I put my shoulder against the door and added my strength to the force Justin was applying. The door didn’t budge. After several seconds of exerting our combined efforts, we both stepped back and stared at the door, catching our breath. Behind us we could hear Julia calling out, asking what was going on, but we both ignored her. I knelt down and worked the door handle. I thought that maybe the latching mechanism was jammed. I could see the bolt retract and clear the strike plate every time I pushed the handle. That was not the problem. Something else was holding the door closed.
Justin was methodically scanning the door with his flashlight. He stopped on a spot near the center of the door, about six feet from the floor. It looked as if the inside skin of the heavy insulated metal door was bulging inward just a little. Like looking at a small dent in a car from the inside. I asked, “What do you think caused that?” I spoke loud enough for him to hear me, but attempted to keep the question between the two of us.
He shook his head and replied, “Don’t know, but I think that’s what’s holding the door closed. Something is jammed against the door.”
“Shit. What are we going to do now?” I took a step back and tried to visualize the area of the kitchen outside the door to the cooler. I added, “It’s pretty open outside the door. I can’t think of anything large enough to do something like that to an insulated steel door.”
Justin said, “Hard to know. Could be something from the building structure. Hell, it could be one of the boats from the marina driven through the back wall of the kitchen and against the door.”
“Damn, Justin. That doesn’t sound good. Let’s think of another explanation.”
“Yeah, I hear ya.” Neither of us laughed.
By now Julia was nearly hysterical. She was calling out, “What’s going on? Can’t you open the door? Tell me what’s going on.”
I walked over to her and again sat down on the shelf. I said, as calmly as I could in the midst of the noise of the storm and her pleading, “It looks like something has fallen against the door. Try to calm yourself, Julia. We’ll figure something out, but we nee
d for you to be calm. Can you do that for us?”
She reached out and grabbed me with both hands and cried, “Jack, I can’t stay in here. I’ll go crazy if I’m trapped in here.”
Now I was firmer. “No, you won’t. You won’t go crazy, and we aren’t going to be trapped in here. Take a few deep breaths and please calm down.” I reached down and picked up the lantern that had blown off of the table earlier. Handing it to her, I said, “See if you can get this lantern going again. It’s likely a broken bulb and there is probably another bulb in a storage compartment somewhere on the lantern. See what you can do to get it going again.” I didn’t wait for a response, but rose and walked back to the area of the door where Moe had joined Justin.

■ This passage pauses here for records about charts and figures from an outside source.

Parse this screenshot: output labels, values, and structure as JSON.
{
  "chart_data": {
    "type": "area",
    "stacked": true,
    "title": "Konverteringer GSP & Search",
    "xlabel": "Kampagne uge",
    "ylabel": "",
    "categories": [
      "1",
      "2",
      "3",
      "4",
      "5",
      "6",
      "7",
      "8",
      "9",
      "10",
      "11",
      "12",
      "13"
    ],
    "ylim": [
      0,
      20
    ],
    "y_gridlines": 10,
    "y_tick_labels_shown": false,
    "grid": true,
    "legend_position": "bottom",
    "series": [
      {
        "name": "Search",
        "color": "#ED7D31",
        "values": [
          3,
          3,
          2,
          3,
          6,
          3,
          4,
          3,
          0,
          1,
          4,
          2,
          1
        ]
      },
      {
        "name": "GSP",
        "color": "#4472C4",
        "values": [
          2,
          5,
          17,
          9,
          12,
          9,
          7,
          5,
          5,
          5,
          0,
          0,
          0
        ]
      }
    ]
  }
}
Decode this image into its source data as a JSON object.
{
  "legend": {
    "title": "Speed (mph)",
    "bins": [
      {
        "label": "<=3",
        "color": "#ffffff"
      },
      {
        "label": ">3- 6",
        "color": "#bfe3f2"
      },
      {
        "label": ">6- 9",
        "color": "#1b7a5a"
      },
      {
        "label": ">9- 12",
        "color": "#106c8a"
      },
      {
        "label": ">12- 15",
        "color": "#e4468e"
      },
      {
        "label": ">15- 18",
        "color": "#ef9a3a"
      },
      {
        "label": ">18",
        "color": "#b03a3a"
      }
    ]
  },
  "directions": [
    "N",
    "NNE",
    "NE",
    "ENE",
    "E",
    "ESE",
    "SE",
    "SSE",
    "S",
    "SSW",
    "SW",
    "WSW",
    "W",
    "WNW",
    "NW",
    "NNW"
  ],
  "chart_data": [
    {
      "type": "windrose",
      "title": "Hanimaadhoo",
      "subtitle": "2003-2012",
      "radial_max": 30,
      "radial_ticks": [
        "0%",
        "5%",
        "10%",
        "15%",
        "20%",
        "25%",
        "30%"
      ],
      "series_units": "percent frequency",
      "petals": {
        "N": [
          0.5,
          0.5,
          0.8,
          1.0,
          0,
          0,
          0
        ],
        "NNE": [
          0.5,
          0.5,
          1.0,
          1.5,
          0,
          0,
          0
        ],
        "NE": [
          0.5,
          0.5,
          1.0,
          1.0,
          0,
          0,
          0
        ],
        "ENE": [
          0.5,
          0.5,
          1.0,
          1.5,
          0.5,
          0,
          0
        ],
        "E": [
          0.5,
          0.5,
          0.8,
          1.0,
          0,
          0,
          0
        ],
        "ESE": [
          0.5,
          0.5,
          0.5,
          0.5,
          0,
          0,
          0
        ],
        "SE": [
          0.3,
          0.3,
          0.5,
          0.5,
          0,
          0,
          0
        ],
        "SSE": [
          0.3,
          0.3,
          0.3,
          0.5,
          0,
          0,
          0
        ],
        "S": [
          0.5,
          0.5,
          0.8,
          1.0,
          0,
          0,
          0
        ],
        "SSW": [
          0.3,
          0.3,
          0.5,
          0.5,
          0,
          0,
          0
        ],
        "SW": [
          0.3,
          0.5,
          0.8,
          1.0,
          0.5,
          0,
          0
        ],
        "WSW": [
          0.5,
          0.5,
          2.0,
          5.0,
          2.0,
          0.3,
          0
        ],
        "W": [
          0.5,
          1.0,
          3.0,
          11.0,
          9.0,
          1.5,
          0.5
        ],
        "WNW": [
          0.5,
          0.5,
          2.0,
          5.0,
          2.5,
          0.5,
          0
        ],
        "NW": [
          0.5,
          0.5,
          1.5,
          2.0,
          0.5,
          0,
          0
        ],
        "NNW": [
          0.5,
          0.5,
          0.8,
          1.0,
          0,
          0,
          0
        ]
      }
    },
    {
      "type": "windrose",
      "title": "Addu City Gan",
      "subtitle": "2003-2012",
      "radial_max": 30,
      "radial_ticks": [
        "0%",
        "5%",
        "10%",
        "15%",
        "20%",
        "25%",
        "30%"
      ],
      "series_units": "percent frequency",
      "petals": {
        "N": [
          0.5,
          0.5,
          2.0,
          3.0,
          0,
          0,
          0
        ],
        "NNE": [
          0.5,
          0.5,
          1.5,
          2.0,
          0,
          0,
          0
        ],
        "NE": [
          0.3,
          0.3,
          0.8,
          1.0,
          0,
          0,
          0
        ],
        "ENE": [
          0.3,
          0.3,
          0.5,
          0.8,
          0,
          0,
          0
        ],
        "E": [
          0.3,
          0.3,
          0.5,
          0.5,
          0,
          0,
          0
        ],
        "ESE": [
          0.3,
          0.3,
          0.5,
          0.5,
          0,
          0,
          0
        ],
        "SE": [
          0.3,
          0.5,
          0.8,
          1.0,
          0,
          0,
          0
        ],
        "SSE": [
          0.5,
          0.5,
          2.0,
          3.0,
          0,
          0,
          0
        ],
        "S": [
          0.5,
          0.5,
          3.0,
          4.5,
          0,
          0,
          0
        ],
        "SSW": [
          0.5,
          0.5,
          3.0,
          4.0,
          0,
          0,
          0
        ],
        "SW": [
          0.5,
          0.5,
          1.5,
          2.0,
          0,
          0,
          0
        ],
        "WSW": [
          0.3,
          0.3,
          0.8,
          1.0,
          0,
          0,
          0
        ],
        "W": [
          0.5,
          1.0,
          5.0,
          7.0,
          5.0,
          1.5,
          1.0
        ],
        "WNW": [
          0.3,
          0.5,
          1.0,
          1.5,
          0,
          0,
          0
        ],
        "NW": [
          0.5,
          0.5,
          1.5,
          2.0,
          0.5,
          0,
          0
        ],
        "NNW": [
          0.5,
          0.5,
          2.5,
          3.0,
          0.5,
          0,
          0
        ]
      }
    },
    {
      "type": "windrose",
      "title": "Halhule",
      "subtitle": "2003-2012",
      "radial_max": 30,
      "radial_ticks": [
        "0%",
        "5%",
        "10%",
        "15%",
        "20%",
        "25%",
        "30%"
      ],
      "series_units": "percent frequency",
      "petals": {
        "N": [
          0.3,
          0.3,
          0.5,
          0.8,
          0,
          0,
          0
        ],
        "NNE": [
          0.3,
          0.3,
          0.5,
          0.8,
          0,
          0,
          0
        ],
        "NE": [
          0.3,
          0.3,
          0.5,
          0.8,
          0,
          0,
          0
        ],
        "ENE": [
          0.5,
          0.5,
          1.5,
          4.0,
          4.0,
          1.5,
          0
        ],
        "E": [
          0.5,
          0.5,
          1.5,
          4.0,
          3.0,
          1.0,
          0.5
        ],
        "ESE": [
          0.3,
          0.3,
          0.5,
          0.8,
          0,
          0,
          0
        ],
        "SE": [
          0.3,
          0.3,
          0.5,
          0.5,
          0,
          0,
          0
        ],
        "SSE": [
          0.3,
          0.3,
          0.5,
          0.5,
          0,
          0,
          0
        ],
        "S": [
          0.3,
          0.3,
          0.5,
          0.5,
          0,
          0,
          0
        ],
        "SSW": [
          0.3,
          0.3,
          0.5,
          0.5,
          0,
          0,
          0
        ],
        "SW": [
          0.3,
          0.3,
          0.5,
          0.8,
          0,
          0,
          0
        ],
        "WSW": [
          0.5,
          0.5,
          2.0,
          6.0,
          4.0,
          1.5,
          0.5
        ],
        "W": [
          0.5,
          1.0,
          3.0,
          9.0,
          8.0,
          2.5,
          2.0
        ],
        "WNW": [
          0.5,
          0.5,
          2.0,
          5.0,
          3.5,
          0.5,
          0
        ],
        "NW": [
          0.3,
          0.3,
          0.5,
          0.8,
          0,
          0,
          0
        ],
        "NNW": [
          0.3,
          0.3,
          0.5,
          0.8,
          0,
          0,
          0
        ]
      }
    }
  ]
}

Moe was saying to Justin, “I don’t know if the walls are reinforced poured concrete or cement block, but when I secured the shelves to the back wall, I had to use a hammer drill and cement anchors after I got through the drywall.”
Justin replied, “Yeah, Jack said that they’re reinforced concrete. Not something we’re going to pound through with anything in here.” There was no desperation in his voice, merely objectivity.
Just then a muffled crashing sound could be heard through the back wall near where Julia was sitting. She jumped up from her seat on the shelf and stood next to the table looking back as if she thought the wall might collapse on her. I had to give her credit, she didn’t scream. Soon she returned to attempting to repair the lantern, but seated at the table.